Conservation Milestones 2010 - Water Protection

We're protecting the free-flowing and deep-running waters in Texas.

Just how exactly does a conservation organization go about protecting the free-flowing—and deep-running—water in Texas rivers? It turns out there are a couple of ways.

You can start by partnering with conservation-minded landowners like Peter and Mary Faye Way and the Johnson siblings, William “Bill” Johnson and his sisters Burdine Johnson and Lucy Johnson Hadac. In January, those families donated conservation easements totaling 2,533 acres in Hays County that will protect 3½ miles of Blanco River frontage and important Edwards Aquifer recharge lands.

The easement donated by the Johnson-Hadac siblings covers 2,193 acres of the Halifax Ranch, established by their parents, Jack and Burdine Johnson in 1933. For them, it’s a way to preserve their family history and protect the central gathering place in their lives. Peter and Mary Faye Way hope their 240-acre easement will spur similar conservation efforts among other landowners within the Blanco River watershed.

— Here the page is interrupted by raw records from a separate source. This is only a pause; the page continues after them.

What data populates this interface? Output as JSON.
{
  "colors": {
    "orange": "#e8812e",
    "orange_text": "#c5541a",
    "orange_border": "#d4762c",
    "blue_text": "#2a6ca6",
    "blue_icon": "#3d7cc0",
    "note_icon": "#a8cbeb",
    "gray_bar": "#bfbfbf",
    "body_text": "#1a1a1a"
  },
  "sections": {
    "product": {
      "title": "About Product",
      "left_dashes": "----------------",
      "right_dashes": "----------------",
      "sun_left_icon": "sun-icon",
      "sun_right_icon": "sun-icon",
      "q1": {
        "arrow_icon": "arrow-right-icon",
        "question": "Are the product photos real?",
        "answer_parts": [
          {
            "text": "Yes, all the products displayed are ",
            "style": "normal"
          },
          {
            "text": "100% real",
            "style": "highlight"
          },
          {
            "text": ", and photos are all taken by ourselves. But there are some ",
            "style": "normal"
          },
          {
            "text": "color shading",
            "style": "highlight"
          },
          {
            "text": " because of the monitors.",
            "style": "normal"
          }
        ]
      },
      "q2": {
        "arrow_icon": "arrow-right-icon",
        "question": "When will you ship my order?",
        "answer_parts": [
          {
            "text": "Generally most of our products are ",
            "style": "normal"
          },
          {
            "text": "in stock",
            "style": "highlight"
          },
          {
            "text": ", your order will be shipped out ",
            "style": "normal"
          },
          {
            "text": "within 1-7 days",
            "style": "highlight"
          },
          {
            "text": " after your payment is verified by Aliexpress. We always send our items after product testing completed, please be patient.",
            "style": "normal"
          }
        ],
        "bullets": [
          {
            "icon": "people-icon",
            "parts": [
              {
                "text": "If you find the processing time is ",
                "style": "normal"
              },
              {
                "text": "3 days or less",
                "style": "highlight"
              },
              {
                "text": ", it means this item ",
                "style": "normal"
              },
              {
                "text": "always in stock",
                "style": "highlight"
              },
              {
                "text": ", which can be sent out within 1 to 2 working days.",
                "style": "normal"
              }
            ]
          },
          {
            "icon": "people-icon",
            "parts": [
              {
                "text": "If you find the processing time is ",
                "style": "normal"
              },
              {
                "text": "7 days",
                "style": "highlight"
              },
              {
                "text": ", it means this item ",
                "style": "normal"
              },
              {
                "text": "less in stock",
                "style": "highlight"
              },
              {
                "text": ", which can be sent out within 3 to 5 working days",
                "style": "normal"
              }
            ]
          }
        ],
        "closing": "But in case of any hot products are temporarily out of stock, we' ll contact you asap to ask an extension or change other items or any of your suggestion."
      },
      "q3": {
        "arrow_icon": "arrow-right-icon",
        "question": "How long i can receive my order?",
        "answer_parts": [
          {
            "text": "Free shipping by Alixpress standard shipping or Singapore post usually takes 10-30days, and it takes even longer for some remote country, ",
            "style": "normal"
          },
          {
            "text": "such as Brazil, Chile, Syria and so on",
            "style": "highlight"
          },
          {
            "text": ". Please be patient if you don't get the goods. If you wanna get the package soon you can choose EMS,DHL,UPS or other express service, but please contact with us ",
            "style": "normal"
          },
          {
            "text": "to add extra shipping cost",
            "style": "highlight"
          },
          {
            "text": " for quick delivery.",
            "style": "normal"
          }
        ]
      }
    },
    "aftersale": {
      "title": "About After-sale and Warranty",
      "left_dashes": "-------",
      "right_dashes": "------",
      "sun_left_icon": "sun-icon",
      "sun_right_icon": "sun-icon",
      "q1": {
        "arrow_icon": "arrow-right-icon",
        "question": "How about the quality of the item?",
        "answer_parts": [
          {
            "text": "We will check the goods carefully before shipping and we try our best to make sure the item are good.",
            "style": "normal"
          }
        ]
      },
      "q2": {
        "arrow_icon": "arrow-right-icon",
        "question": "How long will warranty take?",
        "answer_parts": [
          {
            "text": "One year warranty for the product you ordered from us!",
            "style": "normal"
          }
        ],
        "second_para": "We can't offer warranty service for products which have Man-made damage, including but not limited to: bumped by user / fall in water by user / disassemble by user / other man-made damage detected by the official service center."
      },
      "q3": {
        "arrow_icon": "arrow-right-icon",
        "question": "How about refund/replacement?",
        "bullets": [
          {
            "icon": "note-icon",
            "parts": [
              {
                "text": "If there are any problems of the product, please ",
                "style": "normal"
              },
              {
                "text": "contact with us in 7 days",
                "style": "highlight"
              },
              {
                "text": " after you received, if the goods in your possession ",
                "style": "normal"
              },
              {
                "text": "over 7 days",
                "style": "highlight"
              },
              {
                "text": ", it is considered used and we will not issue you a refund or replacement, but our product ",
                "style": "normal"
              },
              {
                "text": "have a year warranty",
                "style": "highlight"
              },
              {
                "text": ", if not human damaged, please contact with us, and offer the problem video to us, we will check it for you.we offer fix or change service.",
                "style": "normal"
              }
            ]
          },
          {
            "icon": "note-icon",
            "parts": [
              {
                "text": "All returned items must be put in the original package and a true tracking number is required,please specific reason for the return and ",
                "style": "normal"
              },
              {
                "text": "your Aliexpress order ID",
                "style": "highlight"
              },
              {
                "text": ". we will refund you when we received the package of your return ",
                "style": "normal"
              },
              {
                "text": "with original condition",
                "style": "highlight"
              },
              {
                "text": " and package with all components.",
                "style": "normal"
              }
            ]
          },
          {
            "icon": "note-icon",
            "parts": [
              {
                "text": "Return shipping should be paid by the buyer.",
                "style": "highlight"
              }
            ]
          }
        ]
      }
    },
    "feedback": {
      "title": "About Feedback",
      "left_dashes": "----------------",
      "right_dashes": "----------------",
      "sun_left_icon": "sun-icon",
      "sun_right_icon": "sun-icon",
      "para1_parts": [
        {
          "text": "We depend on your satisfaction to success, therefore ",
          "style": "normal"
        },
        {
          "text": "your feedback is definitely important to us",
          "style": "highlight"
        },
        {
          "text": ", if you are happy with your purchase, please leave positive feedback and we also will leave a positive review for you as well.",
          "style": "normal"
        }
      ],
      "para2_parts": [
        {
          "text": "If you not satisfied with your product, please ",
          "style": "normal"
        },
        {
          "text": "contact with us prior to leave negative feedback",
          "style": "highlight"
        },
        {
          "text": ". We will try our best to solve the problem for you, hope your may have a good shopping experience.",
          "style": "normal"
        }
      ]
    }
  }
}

When you’re looking for ways to protect freshwater, it also pays to think big. Big as in Houston, the biggest city in the Lone Star State. In October, Mayor Annise Parker of Houston invited The Nature Conservancy and a host of other businesses and non-profits to help the city implement its “Green Office Challenge,” a friendly competition for commercial property owners, managers and tenants to improve the environmental performance of their businesses. The challenge will help cut back on waste and reduce energy and water use and will ultimately make Houston’s vast cityscape a cleaner place to live and work.

But the most effective way to protect water is to plan ahead, as the voters of San Antonio did in November by renewing the Edwards Aquifer Initiative (Prop. 1) for the third time in a decade. Prop. 1 will raise $90 million to protect critical recharge lands above the aquifer. In addition, the passage of Prop. 2 will raise $45 million for urban linear parks.